At Merovitz Potechin LLP, the Real Estate Team often receives requests from lenders and borrowers to prepare and register private mortgages. Occasionally, assumptions are made about this type of financing – that it is, by nature, a fast, inexpensive, and “easy” product to prepare. By extension, borrowers and lenders are often willing to overlook the most important document, the mortgage contract (or “Commitment”), in order to achieve faster registration and funding.
This article is a cautionary tale. It includes a brief description about the Commitment, and why it should never (ever) be overlooked.
Quite simply, the mortgage Commitment is a written contract between a lender and borrower. It functions similarly to any other written contract in law, in that it binds the parties to a series of terms (usually representations and covenants). The Commitment, which must be signed by both parties to be effective, sets out the parameters of the private loan, and governs the rights, obligations and responsibilities of both the lender and borrower.
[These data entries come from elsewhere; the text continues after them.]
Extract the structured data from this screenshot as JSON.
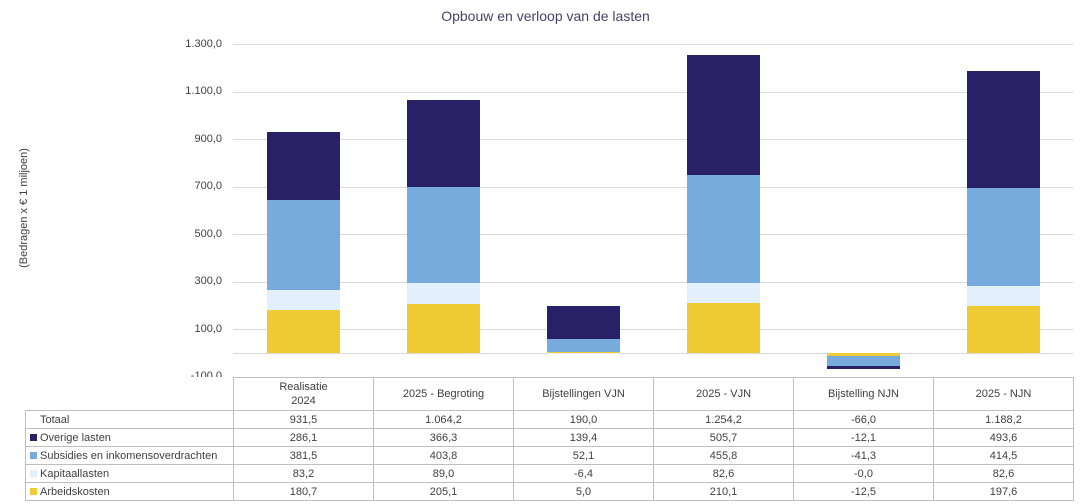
{
  "title": "Opbouw en verloop van de lasten",
  "y_axis": {
    "label": "(Bedragen x € 1 miljoen)",
    "ticks": [
      {
        "value": 1300,
        "label": "1.300,0"
      },
      {
        "value": 1100,
        "label": "1.100,0"
      },
      {
        "value": 900,
        "label": "900,0"
      },
      {
        "value": 700,
        "label": "700,0"
      },
      {
        "value": 500,
        "label": "500,0"
      },
      {
        "value": 300,
        "label": "300,0"
      },
      {
        "value": 100,
        "label": "100,0"
      },
      {
        "value": 0,
        "label": ""
      },
      {
        "value": -100,
        "label": "-100,0"
      }
    ]
  },
  "chart_data": {
    "type": "bar",
    "stacked": true,
    "title": "Opbouw en verloop van de lasten",
    "ylabel": "(Bedragen x € 1 miljoen)",
    "ylim": [
      -100,
      1300
    ],
    "grid": true,
    "legend_position": "table-row-labels",
    "categories": [
      "Realisatie\n2024",
      "2025 - Begroting",
      "Bijstellingen VJN",
      "2025 - VJN",
      "Bijstelling NJN",
      "2025 - NJN"
    ],
    "series": [
      {
        "name": "Arbeidskosten",
        "color": "#EFCB33",
        "values": [
          180.7,
          205.1,
          5.0,
          210.1,
          -12.5,
          197.6
        ]
      },
      {
        "name": "Kapitaallasten",
        "color": "#E3F0FB",
        "values": [
          83.2,
          89.0,
          -6.4,
          82.6,
          -0.0,
          82.6
        ]
      },
      {
        "name": "Subsidies en inkomensoverdrachten",
        "color": "#78ABDD",
        "values": [
          381.5,
          403.8,
          52.1,
          455.8,
          -41.3,
          414.5
        ]
      },
      {
        "name": "Overige lasten",
        "color": "#292168",
        "values": [
          286.1,
          366.3,
          139.4,
          505.7,
          -12.1,
          493.6
        ]
      }
    ],
    "totals": {
      "name": "Totaal",
      "values": [
        931.5,
        1064.2,
        190.0,
        1254.2,
        -66.0,
        1188.2
      ]
    }
  },
  "table": {
    "rows": [
      {
        "label": "Totaal",
        "swatch": "",
        "values": [
          "931,5",
          "1.064,2",
          "190,0",
          "1.254,2",
          "-66,0",
          "1.188,2"
        ]
      },
      {
        "label": "Overige lasten",
        "swatch": "#292168",
        "values": [
          "286,1",
          "366,3",
          "139,4",
          "505,7",
          "-12,1",
          "493,6"
        ]
      },
      {
        "label": "Subsidies en inkomensoverdrachten",
        "swatch": "#78ABDD",
        "values": [
          "381,5",
          "403,8",
          "52,1",
          "455,8",
          "-41,3",
          "414,5"
        ]
      },
      {
        "label": "Kapitaallasten",
        "swatch": "#E3F0FB",
        "values": [
          "83,2",
          "89,0",
          "-6,4",
          "82,6",
          "-0,0",
          "82,6"
        ]
      },
      {
        "label": "Arbeidskosten",
        "swatch": "#EFCB33",
        "values": [
          "180,7",
          "205,1",
          "5,0",
          "210,1",
          "-12,5",
          "197,6"
        ]
      }
    ]
  },
  "colors": {
    "grid": "#D9D9D9",
    "table_border": "#BFBFBF",
    "text": "#404040",
    "title": "#44446B",
    "background": "#FFFFFF"
  }
}
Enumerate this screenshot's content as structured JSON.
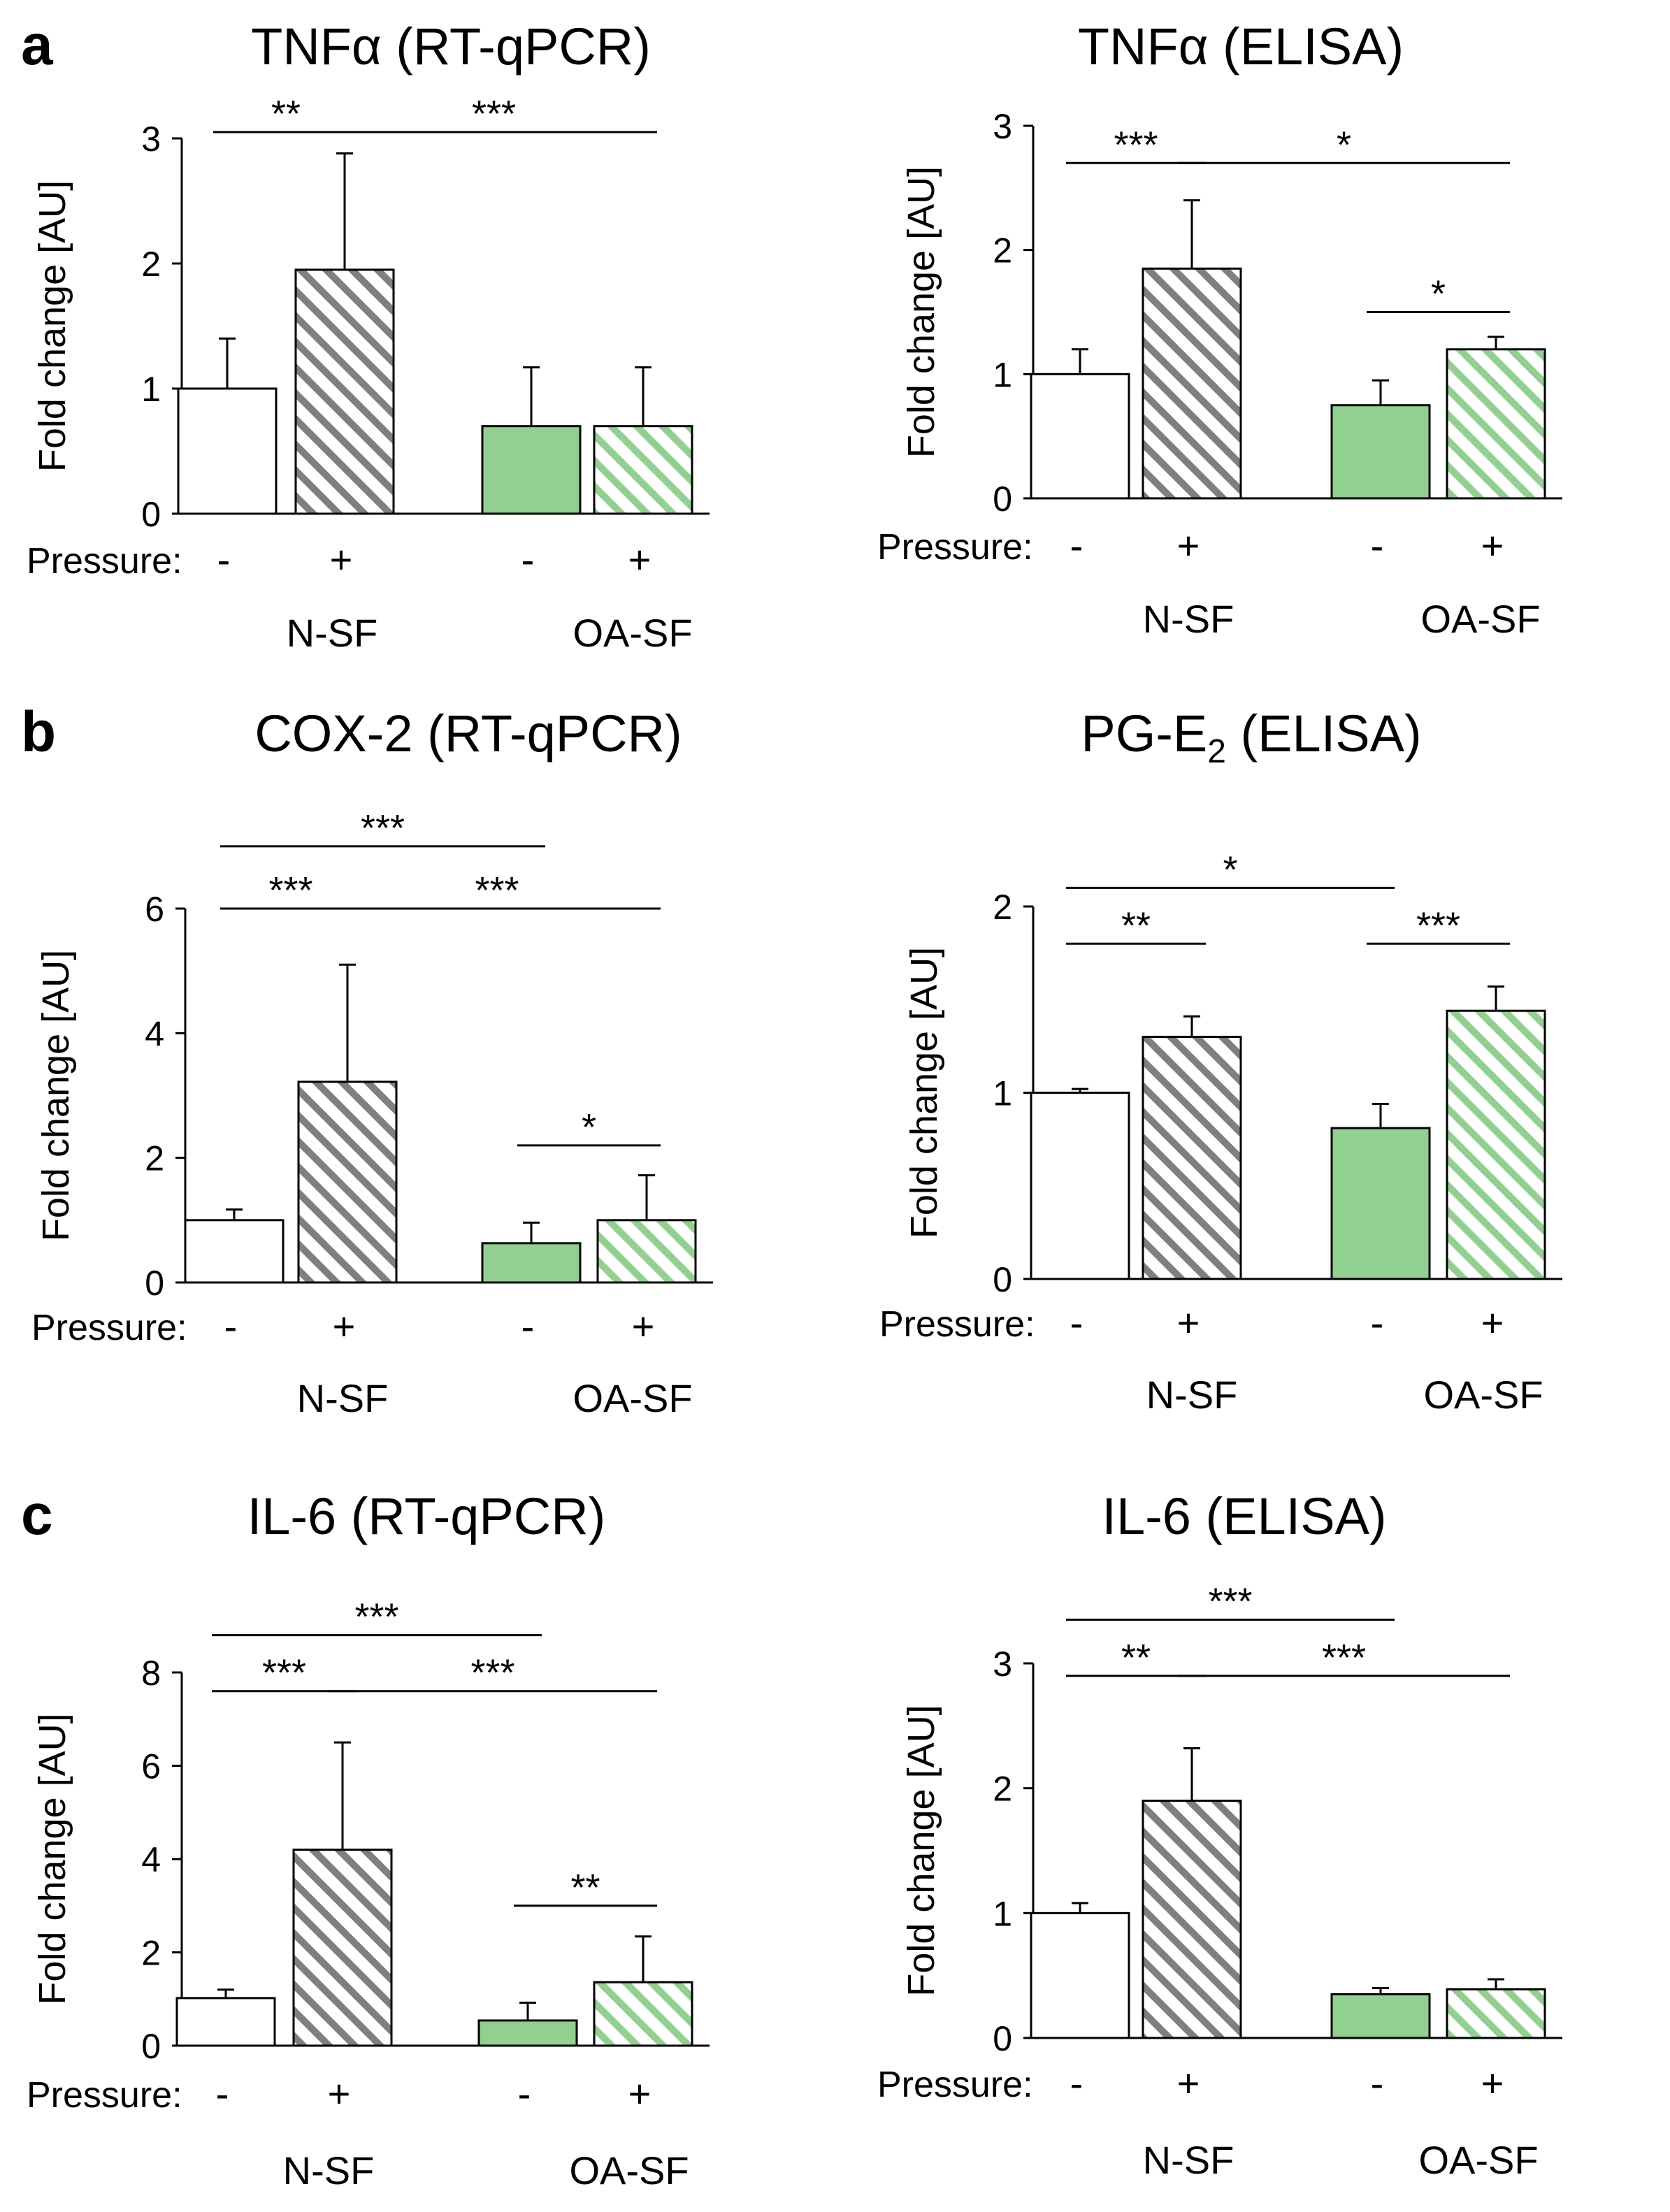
{
  "colors": {
    "n_sf_fill": "#ffffff",
    "n_sf_hatch": "#7f7f7f",
    "oa_sf_fill": "#92d08f",
    "oa_sf_hatch": "#92d08f",
    "stroke": "#000000"
  },
  "panel_letters": [
    "a",
    "b",
    "c"
  ],
  "chart_data": [
    {
      "type": "bar",
      "panel": "a",
      "title": "TNFα (RT-qPCR)",
      "ylabel": "Fold change [AU]",
      "ylim": [
        0,
        3
      ],
      "yticks": [
        "0",
        "1",
        "2",
        "3"
      ],
      "pressure_label": "Pressure:",
      "pressure_signs": [
        "-",
        "+",
        "-",
        "+"
      ],
      "groups": [
        "N-SF",
        "OA-SF"
      ],
      "bars": [
        {
          "group": "N-SF",
          "pressure": "-",
          "value": 1.0,
          "error": 0.4
        },
        {
          "group": "N-SF",
          "pressure": "+",
          "value": 1.95,
          "error": 0.93
        },
        {
          "group": "OA-SF",
          "pressure": "-",
          "value": 0.7,
          "error": 0.47
        },
        {
          "group": "OA-SF",
          "pressure": "+",
          "value": 0.7,
          "error": 0.47
        }
      ],
      "significance": [
        {
          "from": 0,
          "to": 1,
          "level": 3.05,
          "label": "**"
        },
        {
          "from": 1,
          "to": 3,
          "level": 3.05,
          "label": "***"
        }
      ]
    },
    {
      "type": "bar",
      "panel": "a",
      "title": "TNFα (ELISA)",
      "ylabel": "Fold change [AU]",
      "ylim": [
        0,
        3
      ],
      "yticks": [
        "0",
        "1",
        "2",
        "3"
      ],
      "pressure_label": "Pressure:",
      "pressure_signs": [
        "-",
        "+",
        "-",
        "+"
      ],
      "groups": [
        "N-SF",
        "OA-SF"
      ],
      "bars": [
        {
          "group": "N-SF",
          "pressure": "-",
          "value": 1.0,
          "error": 0.2
        },
        {
          "group": "N-SF",
          "pressure": "+",
          "value": 1.85,
          "error": 0.55
        },
        {
          "group": "OA-SF",
          "pressure": "-",
          "value": 0.75,
          "error": 0.2
        },
        {
          "group": "OA-SF",
          "pressure": "+",
          "value": 1.2,
          "error": 0.1
        }
      ],
      "significance": [
        {
          "from": 0,
          "to": 1,
          "level": 2.7,
          "label": "***"
        },
        {
          "from": 1,
          "to": 3,
          "level": 2.7,
          "label": "*"
        },
        {
          "from": 2,
          "to": 3,
          "level": 1.5,
          "label": "*"
        }
      ]
    },
    {
      "type": "bar",
      "panel": "b",
      "title": "COX-2 (RT-qPCR)",
      "ylabel": "Fold change [AU]",
      "ylim": [
        0,
        6
      ],
      "yticks": [
        "0",
        "2",
        "4",
        "6"
      ],
      "pressure_label": "Pressure:",
      "pressure_signs": [
        "-",
        "+",
        "-",
        "+"
      ],
      "groups": [
        "N-SF",
        "OA-SF"
      ],
      "bars": [
        {
          "group": "N-SF",
          "pressure": "-",
          "value": 1.0,
          "error": 0.17
        },
        {
          "group": "N-SF",
          "pressure": "+",
          "value": 3.22,
          "error": 1.88
        },
        {
          "group": "OA-SF",
          "pressure": "-",
          "value": 0.63,
          "error": 0.33
        },
        {
          "group": "OA-SF",
          "pressure": "+",
          "value": 1.0,
          "error": 0.72
        }
      ],
      "significance": [
        {
          "from": 0,
          "to": 2,
          "level": 7.0,
          "label": "***"
        },
        {
          "from": 0,
          "to": 1,
          "level": 6.0,
          "label": "***"
        },
        {
          "from": 1,
          "to": 3,
          "level": 6.0,
          "label": "***"
        },
        {
          "from": 2,
          "to": 3,
          "level": 2.2,
          "label": "*"
        }
      ]
    },
    {
      "type": "bar",
      "panel": "b",
      "title": "PG-E",
      "title_subscript": "2",
      "title_suffix": " (ELISA)",
      "ylabel": "Fold change [AU]",
      "ylim": [
        0,
        2
      ],
      "yticks": [
        "0",
        "1",
        "2"
      ],
      "pressure_label": "Pressure:",
      "pressure_signs": [
        "-",
        "+",
        "-",
        "+"
      ],
      "groups": [
        "N-SF",
        "OA-SF"
      ],
      "bars": [
        {
          "group": "N-SF",
          "pressure": "-",
          "value": 1.0,
          "error": 0.02
        },
        {
          "group": "N-SF",
          "pressure": "+",
          "value": 1.3,
          "error": 0.11
        },
        {
          "group": "OA-SF",
          "pressure": "-",
          "value": 0.81,
          "error": 0.13
        },
        {
          "group": "OA-SF",
          "pressure": "+",
          "value": 1.44,
          "error": 0.13
        }
      ],
      "significance": [
        {
          "from": 0,
          "to": 2,
          "level": 2.1,
          "label": "*"
        },
        {
          "from": 0,
          "to": 1,
          "level": 1.8,
          "label": "**"
        },
        {
          "from": 2,
          "to": 3,
          "level": 1.8,
          "label": "***"
        }
      ]
    },
    {
      "type": "bar",
      "panel": "c",
      "title": "IL-6 (RT-qPCR)",
      "ylabel": "Fold change [AU]",
      "ylim": [
        0,
        8
      ],
      "yticks": [
        "0",
        "2",
        "4",
        "6",
        "8"
      ],
      "pressure_label": "Pressure:",
      "pressure_signs": [
        "-",
        "+",
        "-",
        "+"
      ],
      "groups": [
        "N-SF",
        "OA-SF"
      ],
      "bars": [
        {
          "group": "N-SF",
          "pressure": "-",
          "value": 1.02,
          "error": 0.18
        },
        {
          "group": "N-SF",
          "pressure": "+",
          "value": 4.2,
          "error": 2.3
        },
        {
          "group": "OA-SF",
          "pressure": "-",
          "value": 0.54,
          "error": 0.38
        },
        {
          "group": "OA-SF",
          "pressure": "+",
          "value": 1.36,
          "error": 0.98
        }
      ],
      "significance": [
        {
          "from": 0,
          "to": 2,
          "level": 8.8,
          "label": "***"
        },
        {
          "from": 0,
          "to": 1,
          "level": 7.6,
          "label": "***"
        },
        {
          "from": 1,
          "to": 3,
          "level": 7.6,
          "label": "***"
        },
        {
          "from": 2,
          "to": 3,
          "level": 3.0,
          "label": "**"
        }
      ]
    },
    {
      "type": "bar",
      "panel": "c",
      "title": "IL-6 (ELISA)",
      "ylabel": "Fold change [AU]",
      "ylim": [
        0,
        3
      ],
      "yticks": [
        "0",
        "1",
        "2",
        "3"
      ],
      "pressure_label": "Pressure:",
      "pressure_signs": [
        "-",
        "+",
        "-",
        "+"
      ],
      "groups": [
        "N-SF",
        "OA-SF"
      ],
      "bars": [
        {
          "group": "N-SF",
          "pressure": "-",
          "value": 1.0,
          "error": 0.08
        },
        {
          "group": "N-SF",
          "pressure": "+",
          "value": 1.9,
          "error": 0.42
        },
        {
          "group": "OA-SF",
          "pressure": "-",
          "value": 0.35,
          "error": 0.05
        },
        {
          "group": "OA-SF",
          "pressure": "+",
          "value": 0.39,
          "error": 0.08
        }
      ],
      "significance": [
        {
          "from": 0,
          "to": 2,
          "level": 3.35,
          "label": "***"
        },
        {
          "from": 0,
          "to": 1,
          "level": 2.9,
          "label": "**"
        },
        {
          "from": 1,
          "to": 3,
          "level": 2.9,
          "label": "***"
        }
      ]
    }
  ]
}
Without a Commitment, the registration of a private mortgage on title to a piece of property (either residential or commercial) is nothing more than the registration of a “notice”, usually accompanied by a set of extremely basic terms. There is no contract between the lender and borrower establishing the parameters of the loan (unique or otherwise), and security requirements, in addition to the mortgage, are not addressed.
The lack of a Commitment may prejudice a private lender. For instance, if the borrower is a corporation with no other assets than the property, the lender may insist upon a Guarantee to back up its loan (either from a person or another corporation). Without a signed Commitment from the borrower and guarantor, consenting to the Guarantee, the lender will have nothing in writing in order to enforce this requirement. Furthermore, if the property is a multi-unit complex, the lender may wish to obtain other security, such as an Assignment of Rents, in order to garnish rents to offset mortgage payments if there is a default. Again, without a Commitment, the borrower may refuse to grant any other security before closing.
Conversely, a borrower may also be placed at a disadvantage if a Commitment does not exist. The Commitment creates a written record of the terms between the parties, so lenders are less likely to suggest a term, such as the interest rate, which is unreasonable or is against the law (i.e. breaches the Mortgages Act). A written Commitment will also discourage a private lender from requesting outlandish security or deliveries at the last minute (i.e. holding funds ‘hostage’), due to the risk that they will be accused of breach of contract.
Most importantly, for all parties, the terms of the Commitment will dictate the terms of the resulting mortgage registration. In other words, the mortgage must conform to the terms of the original contract, which both parties agreed to at the outset (and which both parties are presumably comfortable with).
Asking your lawyer to prepare a written Commitment for you will create immediate clarity about the terms of the loan, and will reduce the potential for future uncertainty. When considering a private loan, don’t forget to consider the Commitment.